Source code for ibmdbpy.indexing

#!/usr/bin/env python
# -*- coding: utf-8 -*-
#-----------------------------------------------------------------------------
# Copyright (c) 2015, IBM Corp.
# All rights reserved.
#
# Distributed under the terms of the BSD Simplified License.
#
# The full license is in the LICENSE file, distributed with this software.
#-----------------------------------------------------------------------------

"""
Classes used for subsetting IdaDataFrames.
Indexer currently available : loc
"""
from __future__ import print_function
from __future__ import unicode_literals
from __future__ import division
from __future__ import absolute_import
from future import standard_library
standard_library.install_aliases()

import warnings

import six
from ibmdbpy.exceptions import IdaDataBaseError

#----------------------------------------------------------------------------
# Class for the loc object for IdaDataFrames

[docs]class Loc(object):
        """
        The Loc class is used to select and project IdaDataFrames.
        It implements a Pandas-like interface.
        """
        def __init__(self, idadf):
            self.idadf = idadf

        def __getitem__(self, key):
            """
            Use the loc object of an IdaDataFrame or IdaSeries instance to
            do projection or selection in a table.
            
            Notes
            -----
            The determinism of the result is guaranteed only if the IdaDataFrame
            has a valid indexer. 
            
            Examples
            --------
            >>> idairis.loc[0:49] # Select the first 50 rows
            >>> idairis.loc[2, "SepalLength"] # Select the 3rd rows and column "SepalLength"
            >>> idairis.loc[0:len(idairis), ["SepalLength", "SepalWidth"]] # Select all rows and columns "SepalLength", "SepalWidth"
            """
            if type(key) is tuple:
                if len(key) > 2:
                    raise ValueError("Too many indexer (expected 2)")
                else:
                    index = key[0]
                    cols = key[1]
            else:
                index = key
                cols = None


            if isinstance(index, six.integer_types):
                if self.idadf.indexer is None:
                    if (index < 0)|(index > self.idadf.shape[0]):
                        raise KeyError("The label [%s] is not in the [index]" %(index))
            if isinstance(index, list):
                if self.idadf.indexer is None:
                    if False in [isinstance(x, six.integer_types) for x in index]:
                        raise IdaDataBaseError("The IdaDataFrame has no indexer, so 'index' should be an integer or a list of integers")
                    for x in index:
                        if (x < 0)|(x > self.idadf.shape[0]):
                            raise ValueError("The index [%s] is out of range" %(index))

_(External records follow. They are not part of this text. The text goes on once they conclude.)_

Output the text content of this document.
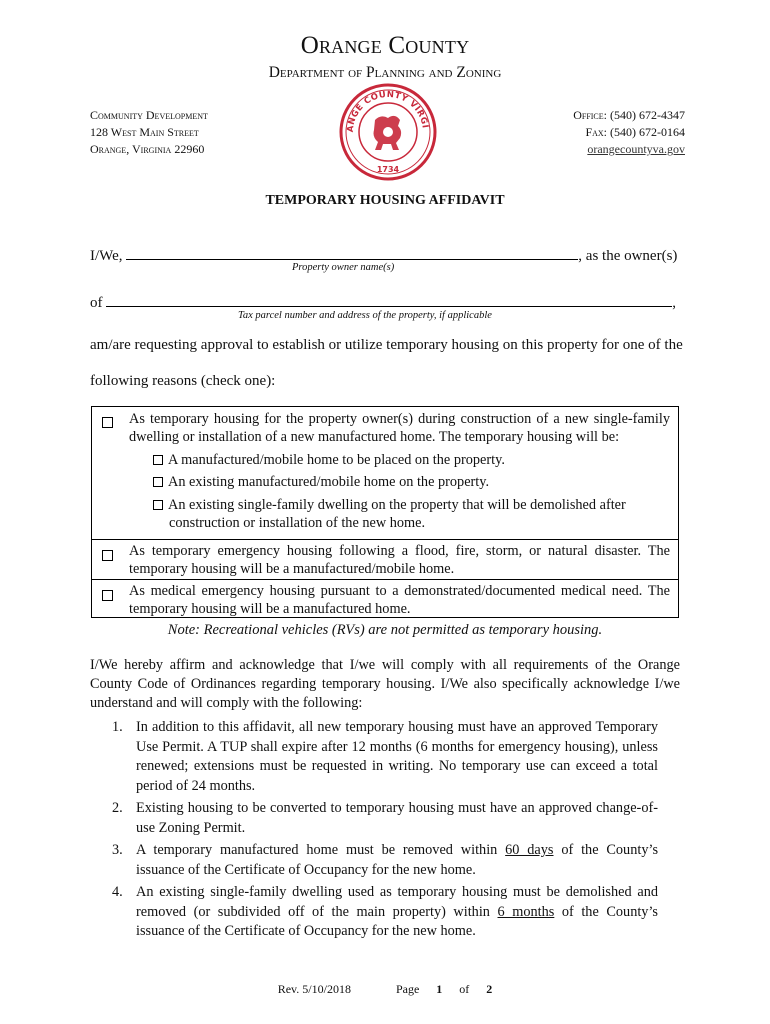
Orange County
Department of Planning and Zoning
Community Development
128 West Main Street
Orange, Virginia 22960
Office: (540) 672-4347
Fax: (540) 672-0164
orangecountyva.gov
ANGE COUNTY VIRGI
1734
TEMPORARY HOUSING AFFIDAVIT
I/We,	, as the owner(s)
Property owner name(s)
of	,
Tax parcel number and address of the property, if applicable
am/are requesting approval to establish or utilize temporary housing on this property for one of the
following reasons (check one):
As temporary housing for the property owner(s) during construction of a new single-family dwelling or installation of a new manufactured home. The temporary housing will be:
A manufactured/mobile home to be placed on the property.
An existing manufactured/mobile home on the property.
An existing single-family dwelling on the property that will be demolished after
construction or installation of the new home.
As temporary emergency housing following a flood, fire, storm, or natural disaster. The temporary housing will be a manufactured/mobile home.
As medical emergency housing pursuant to a demonstrated/documented medical need. The temporary housing will be a manufactured home.
Note: Recreational vehicles (RVs) are not permitted as temporary housing.
I/We hereby affirm and acknowledge that I/we will comply with all requirements of the Orange County Code of Ordinances regarding temporary housing. I/We also specifically acknowledge I/we understand and will comply with the following:
1. In addition to this affidavit, all new temporary housing must have an approved Temporary Use Permit. A TUP shall expire after 12 months (6 months for emergency housing), unless renewed; extensions must be requested in writing. No temporary use can exceed a total period of 24 months.
2. Existing housing to be converted to temporary housing must have an approved change-of-use Zoning Permit.
3. A temporary manufactured home must be removed within 60 days of the County’s issuance of the Certificate of Occupancy for the new home.
4. An existing single-family dwelling used as temporary housing must be demolished and removed (or subdivided off of the main property) within 6 months of the County’s issuance of the Certificate of Occupancy for the new home.
Rev. 5/10/2018	Page 1 of 2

            if cols is not None:
                if isinstance(cols, six.string_types):
                    if cols not in self.idadf.columns:
                            raise KeyError("The label %s is not in the [columns]" %(cols))
                    newidadf = self.idadf._clone_as_serie(cols)
                else:
                    not_existing = [col for col in cols if col not in self.idadf.columns]
                    if not_existing:
                        raise KeyError("The label [%s] is not in the [columns]" %(not_existing))
                    newidadf = self.idadf._clone()

                for col in newidadf.internal_state.columndict.keys():
                    if col not in cols:
                        del newidadf.internal_state.columndict[col]

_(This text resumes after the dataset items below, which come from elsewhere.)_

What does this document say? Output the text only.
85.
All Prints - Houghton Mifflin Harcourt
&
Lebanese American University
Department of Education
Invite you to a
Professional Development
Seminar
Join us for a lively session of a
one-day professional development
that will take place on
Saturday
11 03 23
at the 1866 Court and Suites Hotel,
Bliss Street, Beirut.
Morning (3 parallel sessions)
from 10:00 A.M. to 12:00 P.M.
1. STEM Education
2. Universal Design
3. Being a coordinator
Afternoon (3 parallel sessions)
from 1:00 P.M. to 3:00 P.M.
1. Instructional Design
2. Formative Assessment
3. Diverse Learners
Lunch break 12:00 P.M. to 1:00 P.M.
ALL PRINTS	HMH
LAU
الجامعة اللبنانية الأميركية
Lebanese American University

                if self.idadf.indexer is not None:
                    if self.idadf.indexer not in cols:
                        newidadf.internal_state.columndict[self.idadf.indexer] = "\""+self.idadf.indexer+"\""

                newidadf.internal_state.index = index
                newidadf.internal_state.update()
                #newidadf._reset_attributes(["shape", "dtypes", "index", "columns"]) # this was causing troubles 

                if self.idadf.indexer is not None:
                    if self.idadf.indexer not in cols:
                        
                        del newidadf.internal_state.columndict[self.idadf.indexer]
                        newidadf.internal_state.update()
                        newidadf._reset_attributes(["shape", "dtypes", "index", "columns"])


            else:
                newidadf = self.idadf._clone()
                newidadf.internal_state.index = index
                newidadf.internal_state.update()
                newidadf._reset_attributes(["shape", "index"])

            if self.idadf.indexer is None:
                if not " ORDER BY " in self.idadf.internal_state.get_state():
                    warnings.warn("Row order is not guaranteed if no indexer" +
                                  " was given and the dataset was not sorted")
            return newidadf